Il faut s’y faire, désormais c’est bien l’industrie cinématographique qui influe sur la production éditoriale des comics qui sont pourtant la base de ces adaptations cinématographiques de plus en plus nombreuses. Ainsi, on peut se dire que si le film « Doctor Strange » de Scott Derrickson n’était pas sorti, nous n’aurions peut-être pas – ou excessivement tardivement – eu droit à une intégrale de cette série pourtant mythique, avec Lee et Ditko aux commandes, tout de même ! Un classique du Silver Age, un beau personnage, une atmosphère visuelle inoubliable, et des épisodes qui ont marqué à la fois les esprits et l’univers Marvel : voici le Docteur Strange. Ne vous fiez pas à sa couverture incompréhensiblement incohérente : en ouvrant l’album, c’est bien à l’un des chefs-d’œuvre les plus emblématiques de Lee et Ditko auquel nous avons affaire…

« Strange Tales » fait partie des nombreux titres anthologiques qui ont parfois submergé le marché des comics à partir des années 1950. Apparu en juin 1951 alors que Marvel s’appelait encore tout récemment Atlas Comics, « Strange Tales » proposait des récits courts lorgnant vers la SF, le fantastique, l’horreur, le récit de monstre… Et comme d’autres titres anthologiques où un nouveau super-héros débutant pouvait s’immiscer dans le sommaire et se rôder avant d’acquérir son propre titre si jamais le succès était au rendez-vous (à l’instar de Thor venant de « Journey into Mystery », ou d’Iron Man venant de « Tales of Suspense »), le bien nommé « Strange Tales » servit donc de tremplin au Docteur Strange, création symptomatique de l’ébullition de Lee et de ses compères de l’époque (pour la petite histoire, sachez que Steve Ditko ne débarquait pas non plus sur ce titre auquel il collabora dès le numéro 46 paru en 1956)… Le premier épisode de « Doctor Strange » paraît dans le « Strange Tales » #110 daté de juin 1963. À l’époque, Lee, Kirby et Ditko ont déjà créé « Fantastic Four », « Hulk », « Thor », « Spider-Man », et étaient sur le point de publier « The Avengers », « X-Men » puis « Daredevil »… Bref, c’était chaud bouillant. Outre le fameux génie de Lee en ce qui concerne l’identification des lecteurs aux super-héros via une intimité particulière dans un contexte réel (New York), on se doit de remarquer à nouveau combien Lee fut tout sauf unilatéral dans sa pulsion de renaissance des super-héros à l’aube de cet Âge d’Argent, créant des surhumains n’étant pas tous des super-héros pur jus. Ainsi, alors que la norme semble être l’apparition de super-pouvoirs suite à un événement technologique, cosmique ou chimique, donc de la SF pure, d’autres personnages arrivent et s’inscrivent ailleurs : les X-Men sont des mutants, Thor appartient au fantastique de la mythologie viking, et… le Docteur Strange est plus un magicien qu’un réel super-héros.

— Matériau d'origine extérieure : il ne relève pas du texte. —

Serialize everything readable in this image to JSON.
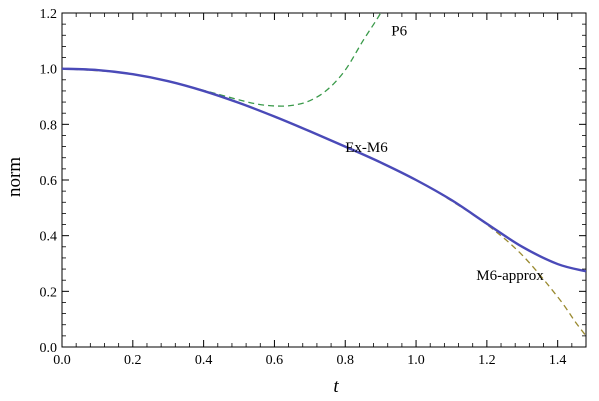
{
  "chart_data": {
    "type": "line",
    "title": "",
    "xlabel": "t",
    "ylabel": "norm",
    "xlim": [
      0.0,
      1.48
    ],
    "ylim": [
      0.0,
      1.2
    ],
    "grid": false,
    "x_ticks": [
      "0.0",
      "0.2",
      "0.4",
      "0.6",
      "0.8",
      "1.0",
      "1.2",
      "1.4"
    ],
    "y_ticks": [
      "0.0",
      "0.2",
      "0.4",
      "0.6",
      "0.8",
      "1.0",
      "1.2"
    ],
    "series": [
      {
        "name": "Ex-M6",
        "color": "#4a4ab8",
        "style": "solid",
        "x": [
          0.0,
          0.1,
          0.2,
          0.3,
          0.4,
          0.5,
          0.6,
          0.7,
          0.8,
          0.9,
          1.0,
          1.1,
          1.2,
          1.3,
          1.4,
          1.48
        ],
        "y": [
          1.0,
          0.995,
          0.98,
          0.955,
          0.92,
          0.877,
          0.828,
          0.775,
          0.72,
          0.663,
          0.6,
          0.528,
          0.443,
          0.36,
          0.298,
          0.272
        ]
      },
      {
        "name": "P6",
        "color": "#3a9a4a",
        "style": "dashed",
        "x": [
          0.0,
          0.1,
          0.2,
          0.3,
          0.4,
          0.45,
          0.5,
          0.55,
          0.6,
          0.65,
          0.7,
          0.75,
          0.8,
          0.85,
          0.9,
          0.91
        ],
        "y": [
          1.0,
          0.995,
          0.98,
          0.955,
          0.922,
          0.905,
          0.888,
          0.873,
          0.866,
          0.868,
          0.885,
          0.925,
          0.995,
          1.1,
          1.2,
          1.24
        ]
      },
      {
        "name": "M6-approx",
        "color": "#9a8a30",
        "style": "dashed",
        "x": [
          0.0,
          0.2,
          0.4,
          0.6,
          0.8,
          1.0,
          1.1,
          1.2,
          1.3,
          1.4,
          1.45,
          1.48
        ],
        "y": [
          1.0,
          0.98,
          0.92,
          0.828,
          0.72,
          0.6,
          0.525,
          0.44,
          0.33,
          0.18,
          0.09,
          0.04
        ]
      }
    ],
    "annotations": [
      {
        "text": "P6",
        "x": 0.93,
        "y": 1.12
      },
      {
        "text": "Ex-M6",
        "x": 0.8,
        "y": 0.7
      },
      {
        "text": "M6-approx",
        "x": 1.17,
        "y": 0.24
      }
    ]
  }
}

La dimension super-héroïque du Docteur Strange a mis un certain temps à émerger (encore aujourd’hui, il continue d’avoir un statut un peu spécial parmi ses super-acolytes de l’univers Marvel). Sa participation au super-groupe hétéroclite « Les Défenseurs » l’aida paradoxalement à s’intégrer, mais – et c’est tant mieux – il reste pour toujours LE magicien de Marvel, un peu à part, triturant d’autres choses dans d’autres dimensions pendant que le super-héros lambda s’esquinte au coin de la Cinquième Avenue… Dans le premier épisode, le Docteur Strange n’apparaît pas du tout comme un transfuge de l’univers super-héroïque, s’inscrivant même complètement dans l’esprit de ce genre d’anthologie : un maître de la magie noire qui pénètre les rêves d’un brigand, voilà qui convient parfaitement et ne dénote pas au sein du programme. Le mois suivant, on sent déjà une petite inflexion vers la logique de l’univers super-héroïque made in Marvel, avec l’apparition du Baron Mordo, ses relations avec le Maître et l’histoire qui les lie au Docteur Strange. On est subrepticement passé de l’histoire de spiritisme commune (faisant écho à tant d’autres histoires parues et se suffisant à elles-mêmes) à un récit plus frontalement ancré dans la saga super-héroïque, avec son méchant historique et récurrent, et ses combats intrinsèquement surnaturels, engendrant une théâtralité au long cours. Tout se met en place et le Docteur Strange connaît le même parcours éditorial marvelien que ses compères super-héroïques.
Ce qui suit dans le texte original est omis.